The article focuses on the rather extraordinary Duggar family. Jim Bob and Michelle Duggar, who are devout Christians, have 19 children, all bursting with life (and starting to have children of their own). What’s not to like? Lots, according to comments quoted in the article. I won’t say the commentators are necessarily feminists, but they are certainly pessimists. “Please stop reporting these freaks”; “These people are repulsive”; “These people are despicable”; “These people need to be spayed and neutered” are only some of the charming responses to the news that one happily married couple in Arkansas has decided to take the phrase “open to life” very literally. I was going to write “Good luck to them!” but really the response should be “God bless them.” Indeed, God has blessed them – 19 times, as I am sure they know.

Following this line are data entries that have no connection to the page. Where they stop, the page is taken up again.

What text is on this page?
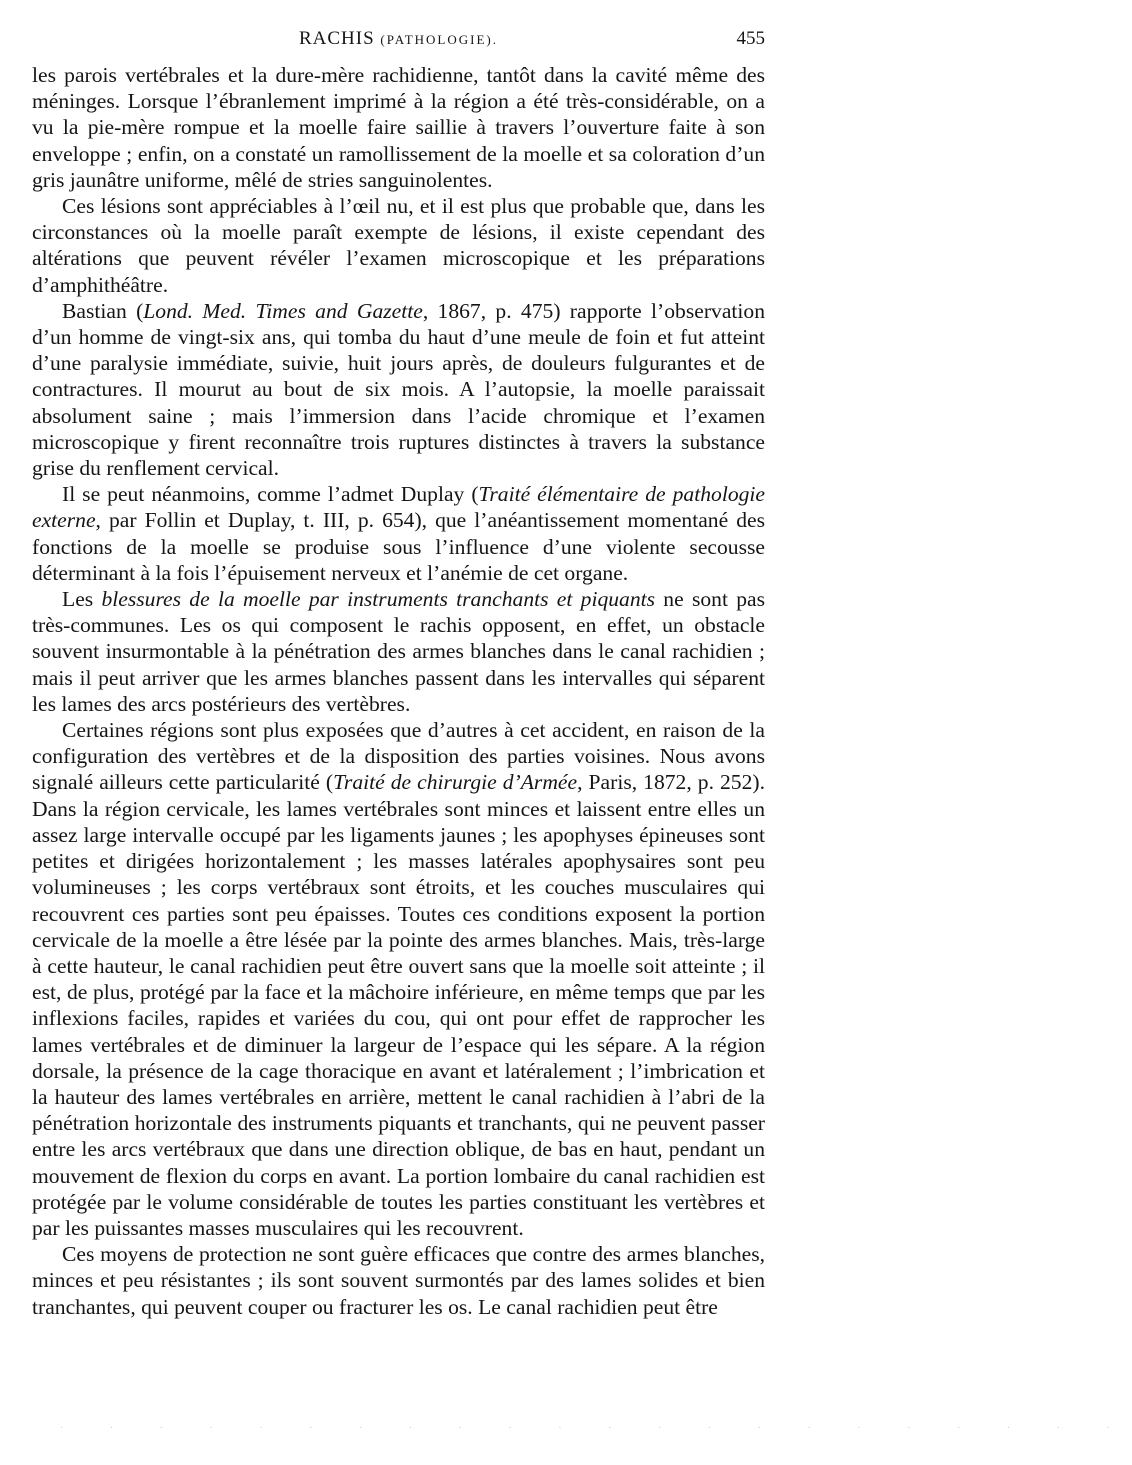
RACHIS (PATHOLOGIE).	455

les parois vertébrales et la dure-mère rachidienne, tantôt dans la cavité même des méninges. Lorsque l’ébranlement imprimé à la région a été très-considérable, on a vu la pie-mère rompue et la moelle faire saillie à travers l’ouverture faite à son enveloppe ; enfin, on a constaté un ramollissement de la moelle et sa coloration d’un gris jaunâtre uniforme, mêlé de stries sanguinolentes.

Ces lésions sont appréciables à l’œil nu, et il est plus que probable que, dans les circonstances où la moelle paraît exempte de lésions, il existe cependant des altérations que peuvent révéler l’examen microscopique et les préparations d’amphithéâtre.

Bastian (Lond. Med. Times and Gazette, 1867, p. 475) rapporte l’observation d’un homme de vingt-six ans, qui tomba du haut d’une meule de foin et fut atteint d’une paralysie immédiate, suivie, huit jours après, de douleurs fulgurantes et de contractures. Il mourut au bout de six mois. A l’autopsie, la moelle paraissait absolument saine ; mais l’immersion dans l’acide chromique et l’examen microscopique y firent reconnaître trois ruptures distinctes à travers la substance grise du renflement cervical.

Il se peut néanmoins, comme l’admet Duplay (Traité élémentaire de pathologie externe, par Follin et Duplay, t. III, p. 654), que l’anéantissement momentané des fonctions de la moelle se produise sous l’influence d’une violente secousse déterminant à la fois l’épuisement nerveux et l’anémie de cet organe.

Les blessures de la moelle par instruments tranchants et piquants ne sont pas très-communes. Les os qui composent le rachis opposent, en effet, un obstacle souvent insurmontable à la pénétration des armes blanches dans le canal rachidien ; mais il peut arriver que les armes blanches passent dans les intervalles qui séparent les lames des arcs postérieurs des vertèbres.

Certaines régions sont plus exposées que d’autres à cet accident, en raison de la configuration des vertèbres et de la disposition des parties voisines. Nous avons signalé ailleurs cette particularité (Traité de chirurgie d’Armée, Paris, 1872, p. 252). Dans la région cervicale, les lames vertébrales sont minces et laissent entre elles un assez large intervalle occupé par les ligaments jaunes ; les apophyses épineuses sont petites et dirigées horizontalement ; les masses latérales apophysaires sont peu volumineuses ; les corps vertébraux sont étroits, et les couches musculaires qui recouvrent ces parties sont peu épaisses. Toutes ces conditions exposent la portion cervicale de la moelle a être lésée par la pointe des armes blanches. Mais, très-large à cette hauteur, le canal rachidien peut être ouvert sans que la moelle soit atteinte ; il est, de plus, protégé par la face et la mâchoire inférieure, en même temps que par les inflexions faciles, rapides et variées du cou, qui ont pour effet de rapprocher les lames vertébrales et de diminuer la largeur de l’espace qui les sépare. A la région dorsale, la présence de la cage thoracique en avant et latéralement ; l’imbrication et la hauteur des lames vertébrales en arrière, mettent le canal rachidien à l’abri de la pénétration horizontale des instruments piquants et tranchants, qui ne peuvent passer entre les arcs vertébraux que dans une direction oblique, de bas en haut, pendant un mouvement de flexion du corps en avant. La portion lombaire du canal rachidien est protégée par le volume considérable de toutes les parties constituant les vertèbres et par les puissantes masses musculaires qui les recouvrent.

Ces moyens de protection ne sont guère efficaces que contre des armes blanches, minces et peu résistantes ; ils sont souvent surmontés par des lames solides et bien tranchantes, qui peuvent couper ou fracturer les os. Le canal rachidien peut être

· · · · · · · · · · · · · · · · · · · · · ·
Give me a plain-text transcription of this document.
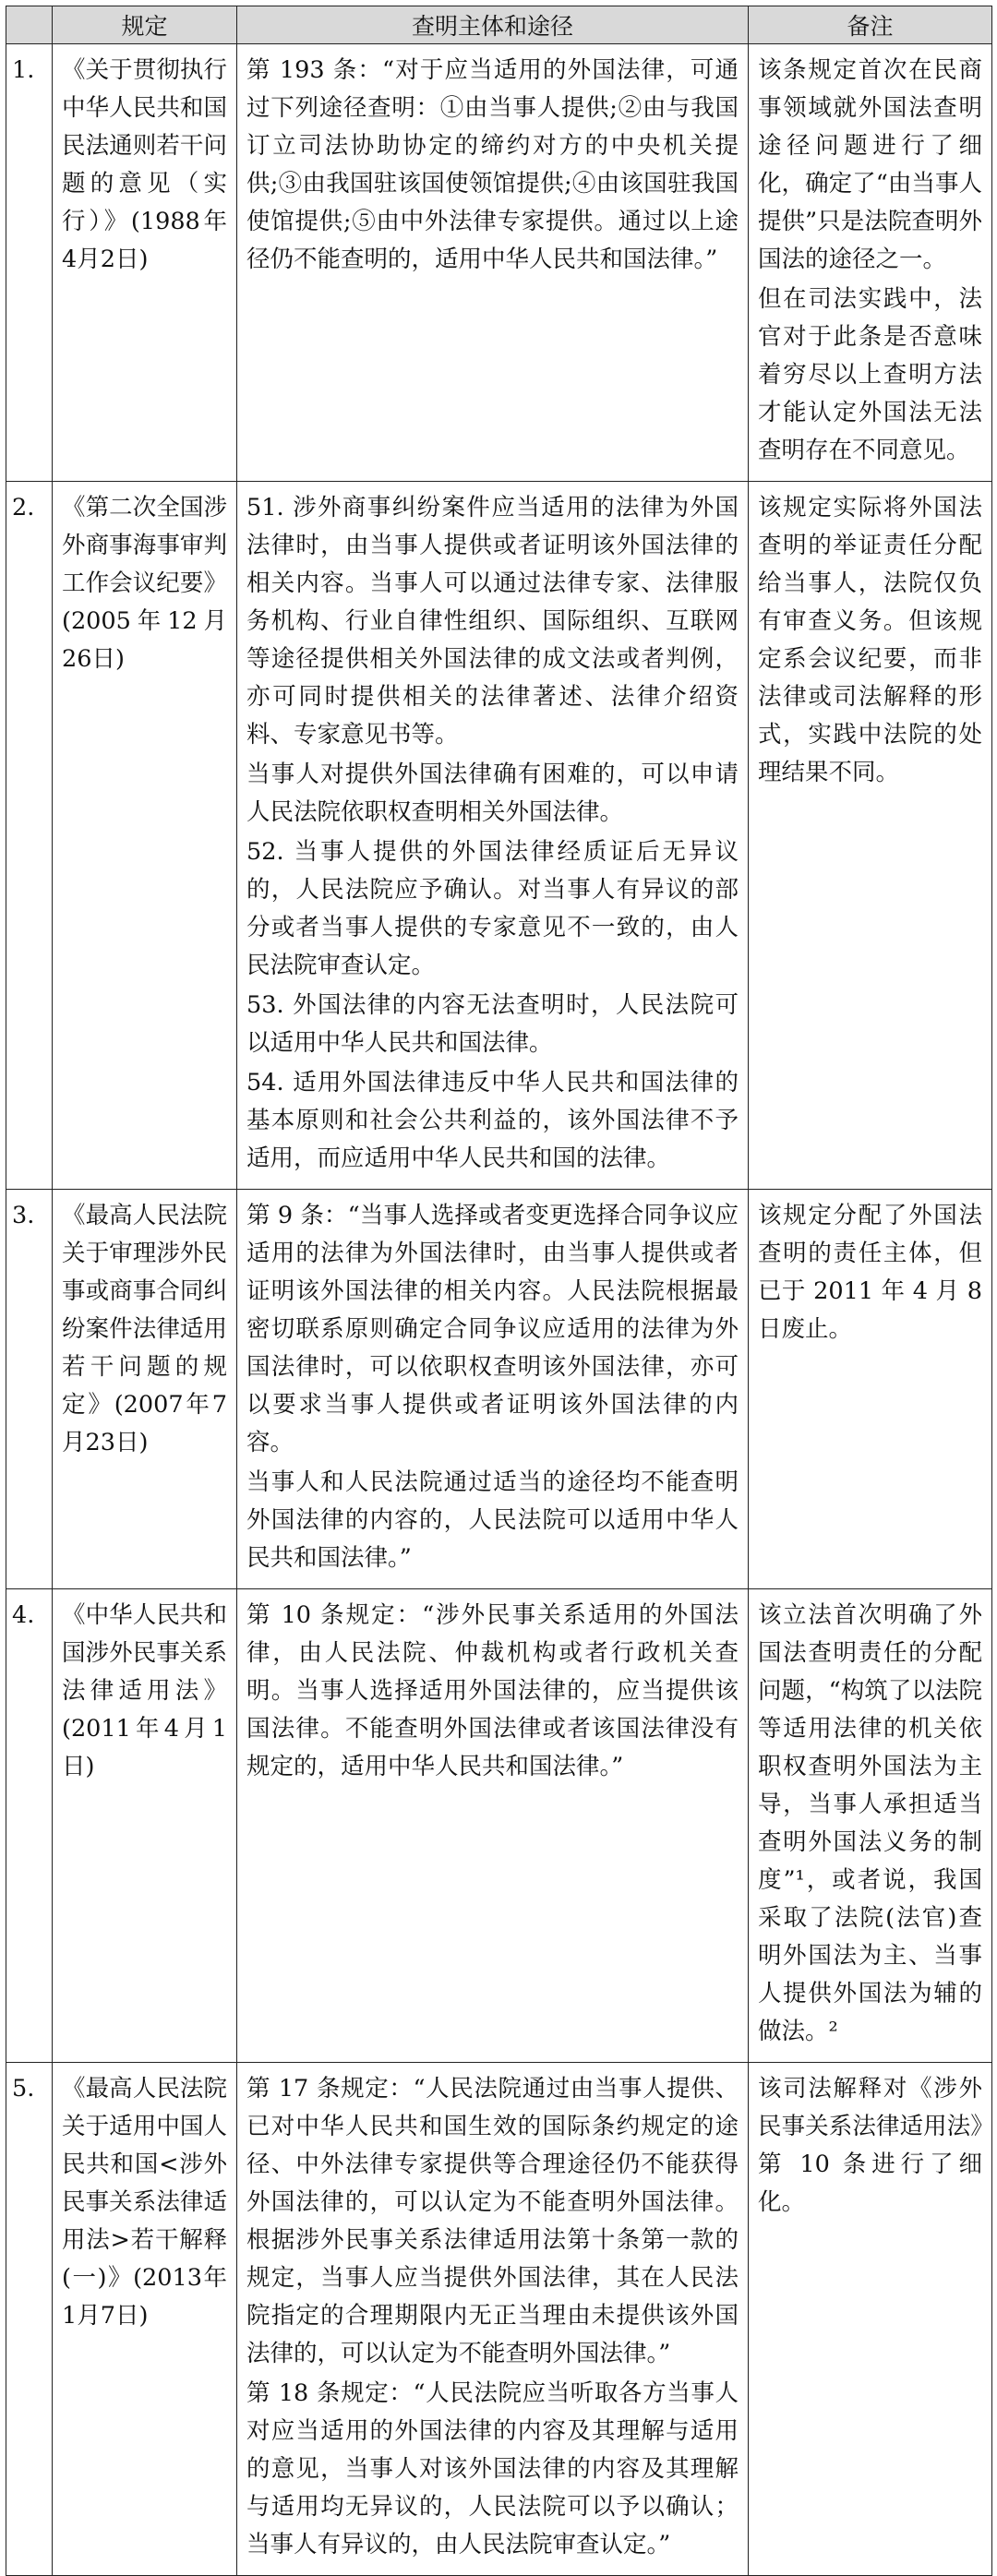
	规定	查明主体和途径	备注
1.	《关于贯彻执行中华人民共和国民法通则若干问题的意见（实行）》(1988年4月2日)	第 193 条：“对于应当适用的外国法律，可通过下列途径查明：①由当事人提供;②由与我国订立司法协助协定的缔约对方的中央机关提供;③由我国驻该国使领馆提供;④由该国驻我国使馆提供;⑤由中外法律专家提供。通过以上途径仍不能查明的，适用中华人民共和国法律。”	该条规定首次在民商事领域就外国法查明途径问题进行了细化，确定了“由当事人提供”只是法院查明外国法的途径之一。

但在司法实践中，法官对于此条是否意味着穷尽以上查明方法才能认定外国法无法查明存在不同意见。

2.	《第二次全国涉外商事海事审判工作会议纪要》(2005年12月26日)	51. 涉外商事纠纷案件应当适用的法律为外国法律时，由当事人提供或者证明该外国法律的相关内容。当事人可以通过法律专家、法律服务机构、行业自律性组织、国际组织、互联网等途径提供相关外国法律的成文法或者判例，亦可同时提供相关的法律著述、法律介绍资料、专家意见书等。

当事人对提供外国法律确有困难的，可以申请人民法院依职权查明相关外国法律。

52. 当事人提供的外国法律经质证后无异议的，人民法院应予确认。对当事人有异议的部分或者当事人提供的专家意见不一致的，由人民法院审查认定。

53. 外国法律的内容无法查明时，人民法院可以适用中华人民共和国法律。

54. 适用外国法律违反中华人民共和国法律的基本原则和社会公共利益的，该外国法律不予适用，而应适用中华人民共和国的法律。	该规定实际将外国法查明的举证责任分配给当事人，法院仅负有审查义务。但该规定系会议纪要，而非法律或司法解释的形式，实践中法院的处理结果不同。

3.	《最高人民法院关于审理涉外民事或商事合同纠纷案件法律适用若干问题的规定》(2007年7月23日)	第 9 条：“当事人选择或者变更选择合同争议应适用的法律为外国法律时，由当事人提供或者证明该外国法律的相关内容。人民法院根据最密切联系原则确定合同争议应适用的法律为外国法律时，可以依职权查明该外国法律，亦可以要求当事人提供或者证明该外国法律的内容。

当事人和人民法院通过适当的途径均不能查明外国法律的内容的，人民法院可以适用中华人民共和国法律。”	该规定分配了外国法查明的责任主体，但已于 2011 年 4 月 8 日废止。

4.	《中华人民共和国涉外民事关系法律适用法》(2011年4月1日)	第 10 条规定：“涉外民事关系适用的外国法律，由人民法院、仲裁机构或者行政机关查明。当事人选择适用外国法律的，应当提供该国法律。不能查明外国法律或者该国法律没有规定的，适用中华人民共和国法律。”	该立法首次明确了外国法查明责任的分配问题，“构筑了以法院等适用法律的机关依职权查明外国法为主导，当事人承担适当查明外国法义务的制度”¹，或者说，我国采取了法院(法官)查明外国法为主、当事人提供外国法为辅的做法。²

5.	《最高人民法院关于适用中国人民共和国<涉外民事关系法律适用法>若干解释(一)》(2013年1月7日)	第 17 条规定：“人民法院通过由当事人提供、已对中华人民共和国生效的国际条约规定的途径、中外法律专家提供等合理途径仍不能获得外国法律的，可以认定为不能查明外国法律。根据涉外民事关系法律适用法第十条第一款的规定，当事人应当提供外国法律，其在人民法院指定的合理期限内无正当理由未提供该外国法律的，可以认定为不能查明外国法律。”

第 18 条规定：“人民法院应当听取各方当事人对应当适用的外国法律的内容及其理解与适用的意见，当事人对该外国法律的内容及其理解与适用均无异议的，人民法院可以予以确认；当事人有异议的，由人民法院审查认定。”	该司法解释对《涉外民事关系法律适用法》第 10 条进行了细化。
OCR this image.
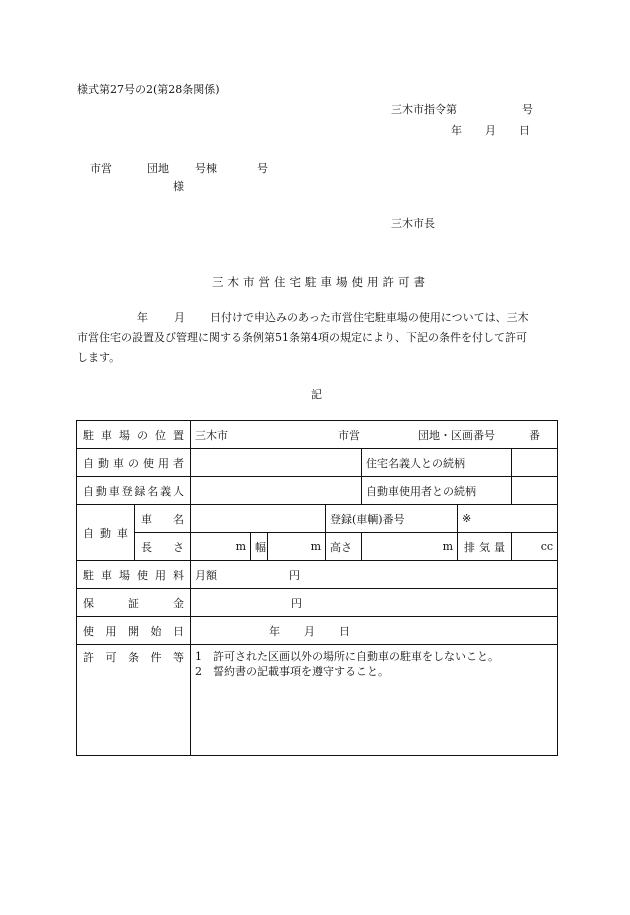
様式第27号の2(第28条関係)
三木市指令第	号
年 月 日
市営	団地 号棟	号
様
三木市長
三木市営住宅駐車場使用許可書
年 月 日付けで申込みのあった市営住宅駐車場の使用については、三木
市営住宅の設置及び管理に関する条例第51条第4項の規定により、下記の条件を付して許可
します。
記
駐車場の位置		三木市 市営 団地・区画番号 番						
自動車の使用者						住宅名義人との続柄		
自動車登録名義人						自動車使用者との続柄		
自動車	車名				登録(車輌)番号		※	
	長さ	m	幅	m	高さ	m	排気量	cc
駐車場使用料		月額 円						
保証金		円						
使用開始日		年 月 日						
許可条件等		1　許可された区画以外の場所に自動車の駐車をしないこと。
2　誓約書の記載事項を遵守すること。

Cox adds: “There is nothing abnormal about having babies. That’s what women’s bodies do!…Contrary to what our culture says, it’s perfectly natural to have as many children as nature allows. If the Duggars want to have as many kids as possible, more power to them, and they shouldn’t be judged hatefully for it.”

Alongside this, Family Edge has run an article by Shannon Roberts, “Feeding children on a budget”, concerning the Stroud family of New Zealand.

Karen Stroud and her husband have nine children and are expecting their 10th. Karen manages to feed them all healthily on ten New Zealand dollars for the evening meal. A YouTube clip shows her shopping with her family for mushrooms, peas, bacon, cheese, cream, eggs, garlic and pasta and producing a tasty dish of pasta carbonara which her family clearly appreciates. She says she has 15 good, simple, inexpensive recipes like this and offers tips to others struggling with their own budgets, such as: buy in bulk, buy the supermarket home brands and go to specialist fruit and vegetable shops rather than buy these items at a supermarket.

The article concludes with a coy question: “Might William and Kate see this article and be encouraged to have more darling babies of their own?” Let’s hope so; what an example it would set the country if they chose to welcome a large family.